Director, Lab Outreach said...

Wolfgang Weber has a great piece on SO2 that appeared not long ago in the SF Chronicle. You might find it interesting.

http://www.sfgate.com/cgi-bin/article.cgi?f=/c/a/2008/08/22/WI83125OCG.DTL

And you're right about the levels of SO2 use being important.

In the case of amphora wines, I think it's likely a combination of natural wine-making trends and the fact that making wines this way involves more oxygen exposure than, say, a stainless steel tank with a CO2 buffer. Most of the few who use clay pots, press whole clusters, dump juice, skins and stems together into the buried amphora and then stir the mix occasionally during a lengthy fermentation period. So there's going to be a fair amount of oxidation regardless of whether or not they use sulfur as a stabilizing agent.

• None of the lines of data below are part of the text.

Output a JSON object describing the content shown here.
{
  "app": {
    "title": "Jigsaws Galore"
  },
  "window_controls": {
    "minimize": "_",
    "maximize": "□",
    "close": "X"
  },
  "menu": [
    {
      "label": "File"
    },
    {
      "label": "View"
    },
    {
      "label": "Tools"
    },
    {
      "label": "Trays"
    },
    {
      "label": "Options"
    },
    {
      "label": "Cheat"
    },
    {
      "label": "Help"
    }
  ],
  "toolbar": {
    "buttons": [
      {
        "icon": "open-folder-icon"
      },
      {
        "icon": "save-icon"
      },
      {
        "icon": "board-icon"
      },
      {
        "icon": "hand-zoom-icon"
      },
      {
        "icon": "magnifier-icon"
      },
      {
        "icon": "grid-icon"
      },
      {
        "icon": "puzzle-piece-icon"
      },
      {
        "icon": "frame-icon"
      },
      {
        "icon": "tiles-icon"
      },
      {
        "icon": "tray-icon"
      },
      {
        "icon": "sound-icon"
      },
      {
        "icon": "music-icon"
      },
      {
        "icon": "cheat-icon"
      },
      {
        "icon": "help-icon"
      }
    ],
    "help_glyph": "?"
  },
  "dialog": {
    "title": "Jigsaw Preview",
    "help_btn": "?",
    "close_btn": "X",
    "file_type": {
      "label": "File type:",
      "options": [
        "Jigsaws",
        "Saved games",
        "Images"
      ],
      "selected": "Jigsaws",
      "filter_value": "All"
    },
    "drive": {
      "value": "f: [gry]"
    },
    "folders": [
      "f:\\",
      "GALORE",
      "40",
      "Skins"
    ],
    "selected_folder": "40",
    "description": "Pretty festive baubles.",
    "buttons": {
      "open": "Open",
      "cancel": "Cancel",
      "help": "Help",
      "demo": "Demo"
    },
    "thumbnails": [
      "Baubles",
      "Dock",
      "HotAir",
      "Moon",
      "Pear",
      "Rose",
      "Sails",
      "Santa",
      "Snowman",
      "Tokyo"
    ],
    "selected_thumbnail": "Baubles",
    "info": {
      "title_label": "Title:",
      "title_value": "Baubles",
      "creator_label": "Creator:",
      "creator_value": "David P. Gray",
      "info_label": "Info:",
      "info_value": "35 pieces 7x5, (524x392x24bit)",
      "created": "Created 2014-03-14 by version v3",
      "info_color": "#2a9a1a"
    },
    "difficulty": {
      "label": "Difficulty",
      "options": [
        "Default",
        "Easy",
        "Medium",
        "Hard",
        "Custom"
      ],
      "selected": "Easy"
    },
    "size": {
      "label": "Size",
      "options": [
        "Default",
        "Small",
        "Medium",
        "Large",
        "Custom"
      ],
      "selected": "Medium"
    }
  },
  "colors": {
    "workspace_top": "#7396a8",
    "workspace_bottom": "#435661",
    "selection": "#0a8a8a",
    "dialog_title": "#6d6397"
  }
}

I'm anticipating my next report, but is there a Whole Foods grocery store in your lmc town? I recently learned they were integral in bringing the amphora wines from Vinoterra into the US. Maybe a request to the wine-buyer at the store might conjure a few bottles to the local shelves?

Cheers, Glen.

G. said...

Thanks for the article, it was a fun read. I did notice that one of the winemakers thought using new barrels allowed lower levels of SO2. I heard an interview with Sam Harrop MW not too long ago that claimed new barrels were worse than old barrels for Brett contamination. I need to find some of these wines to see if they are a little more Bretty (I always enjoy a little Brett).

Alas, there is no Whole Foods in my LMCT (Bloomington, IN). While I am usually chained to my desk in a lab churning out data I do go to a larger midwestern college town with a Whole Foods (Madison, WI) every few weeks. I'll see what if they are interested in stocking some amphora wines from Vinoterra.

G. said...

Sam Harrop Interview

http://www.thirtyfifty.co.uk/uk-wine-show-detail.asp?id=109&title=UK-Wine-Show-109-Sam-Harrop-on-Brettanomyces

Do Bianchi said...

Just curious: what was the occasion that you tasted camel piss in the first place? ;-)

Seriously, great post and great point... Thanks for the shout out in today's post. I'm posting tomorrow on an oxidized Fiano from Campania.

Btw, did you see Tracie B's post on Joly?

http://mylifeitalian.blogspot.com/2009/02/loire-valley-and-nicolas-joly-winery.html

Director, Lab Outreach said...

Hey Jeremy, Nice to see you back at the Lab.

Thanks for the tip on Tracie's piece on Joly. That's a great post!

Aren't we overdue for a trip to Lou's? I've been in a couple times since you recommended the place and would be happy to go back anytime.

Cheers!

PS. Better not know the answers to some questions, I think.